Japan purchased 10.3 percent of bonds issued by the European Stability Mechanism last month, a step which may help to deflect overseas criticism of the country’s monetary easing.


The Japanese government bought 400 million euros ($545 million) of the European rescue fund’s debt auctioned in January, a finance ministry official who asked not to be named due to the ministry’s policy said today.

Japan may point to its efforts to aid Europe to try to deflect complaints from officials in that region about measures to drive down the yen.

The currency has fallen more than 17 percent against the euro in three months as Prime Minister Shinzo Abe calls for unlimited monetary easing to end more than a decade of deflation.

“Japan’s purchase of ESM bonds can help quiet overseas criticism on the policy of weakening the yen,” said Takahiro Sekido, a strategist in Tokyo at Bank of Tokyo-Mitsubishi UFJ Ltd. who formerly worked at the Bank of Japan. (8301)

Countries know Japan’s debt purchases contribute to global financial stability and they probably won’t single out Japan for criticism at the Group of Twenty meeting in Moscow this month, Sekido said.

The yen slid 1 percent to 125.79 per euro, the least since April 2010, before trading at 125.56 at 4:51 p.m. in Tokyo.

It sank 0.6 percent to 92.15 per dollar after earlier touching 92.30, the weakest since June 2010. The ESM was inaugurated in October 2012 and will run in parallel with the European Financial Stability Facility, the temporary rescue program formed in 2010 to provide loans to European Union countries.

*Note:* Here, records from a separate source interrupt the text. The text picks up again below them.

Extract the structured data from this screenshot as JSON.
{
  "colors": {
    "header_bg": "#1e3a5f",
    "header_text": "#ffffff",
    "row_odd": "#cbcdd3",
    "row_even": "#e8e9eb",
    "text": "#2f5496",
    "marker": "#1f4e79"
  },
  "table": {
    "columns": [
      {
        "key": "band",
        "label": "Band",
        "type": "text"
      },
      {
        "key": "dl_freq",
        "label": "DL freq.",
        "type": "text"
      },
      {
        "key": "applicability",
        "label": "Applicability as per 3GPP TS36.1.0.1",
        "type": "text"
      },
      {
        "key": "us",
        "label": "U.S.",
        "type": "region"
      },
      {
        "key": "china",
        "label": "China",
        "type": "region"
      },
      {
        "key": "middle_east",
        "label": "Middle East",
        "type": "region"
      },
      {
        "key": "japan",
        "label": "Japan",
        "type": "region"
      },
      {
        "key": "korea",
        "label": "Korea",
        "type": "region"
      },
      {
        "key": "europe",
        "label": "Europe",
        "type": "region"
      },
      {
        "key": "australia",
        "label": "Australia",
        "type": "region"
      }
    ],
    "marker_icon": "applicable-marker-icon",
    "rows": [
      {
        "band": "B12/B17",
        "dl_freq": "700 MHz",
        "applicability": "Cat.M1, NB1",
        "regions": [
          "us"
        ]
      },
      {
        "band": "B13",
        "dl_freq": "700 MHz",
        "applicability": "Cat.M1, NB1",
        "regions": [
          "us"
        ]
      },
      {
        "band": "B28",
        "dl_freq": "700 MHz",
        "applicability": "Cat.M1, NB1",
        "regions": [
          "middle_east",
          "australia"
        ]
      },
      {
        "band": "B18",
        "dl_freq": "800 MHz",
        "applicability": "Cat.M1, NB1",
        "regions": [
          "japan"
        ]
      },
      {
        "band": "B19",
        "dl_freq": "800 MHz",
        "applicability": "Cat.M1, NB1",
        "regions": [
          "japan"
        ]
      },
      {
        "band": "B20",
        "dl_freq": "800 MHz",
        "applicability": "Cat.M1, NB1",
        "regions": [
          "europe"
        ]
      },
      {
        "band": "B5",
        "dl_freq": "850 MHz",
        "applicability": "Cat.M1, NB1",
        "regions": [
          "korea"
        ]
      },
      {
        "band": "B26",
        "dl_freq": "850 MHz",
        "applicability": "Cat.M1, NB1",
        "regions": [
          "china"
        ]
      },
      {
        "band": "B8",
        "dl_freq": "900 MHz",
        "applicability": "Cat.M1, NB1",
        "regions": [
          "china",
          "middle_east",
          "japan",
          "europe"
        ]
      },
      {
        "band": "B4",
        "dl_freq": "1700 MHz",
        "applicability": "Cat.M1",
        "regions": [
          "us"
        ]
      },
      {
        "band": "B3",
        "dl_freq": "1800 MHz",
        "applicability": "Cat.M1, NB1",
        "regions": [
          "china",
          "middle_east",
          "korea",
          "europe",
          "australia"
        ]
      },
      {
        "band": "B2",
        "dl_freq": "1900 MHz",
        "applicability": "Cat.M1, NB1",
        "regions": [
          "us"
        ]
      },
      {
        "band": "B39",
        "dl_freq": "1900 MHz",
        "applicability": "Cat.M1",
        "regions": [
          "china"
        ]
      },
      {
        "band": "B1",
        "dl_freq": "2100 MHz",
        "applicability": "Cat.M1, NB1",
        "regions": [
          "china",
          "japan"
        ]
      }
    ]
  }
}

Japan had purchased about 7 billion euros of EFSF bonds, or 6.7 percent of total issuance, by the end of 2012, according to the Finance Ministry.

Push Back

Japanese officials have pushed back at criticism of the nation’s monetary policy, with Deputy Economy Minister Yasutoshi Nishimura asking for Japan’s policies to be evaluated overall. “Europe is in no position to criticize Japan,” Nishimura, 50, said in an interview on Jan. 24.

“Europe has brought about a prolonged weakness of the euro as a result of their own policies, while Japan has supported Europe through purchases of bonds.”

In the U.S., Federal Reserve Bank of St. Louis President James Bullard said Jan. 10 that he’s “a little disturbed” by Japan’s stance and the risk of “beggar-thy-neighbor” policies. U.S. automakers have said an undervalued yen distorts trade and stunts job growth for American manufacturers.

European Central Bank governing council member Jens Weidmann last month warned against “politicizing” the yen exchange rate. Michael Meister, the parliamentary finance spokesman for German Chancellor Angela Merkel’s party, said that Japan risks retaliatory action by G-20 nations.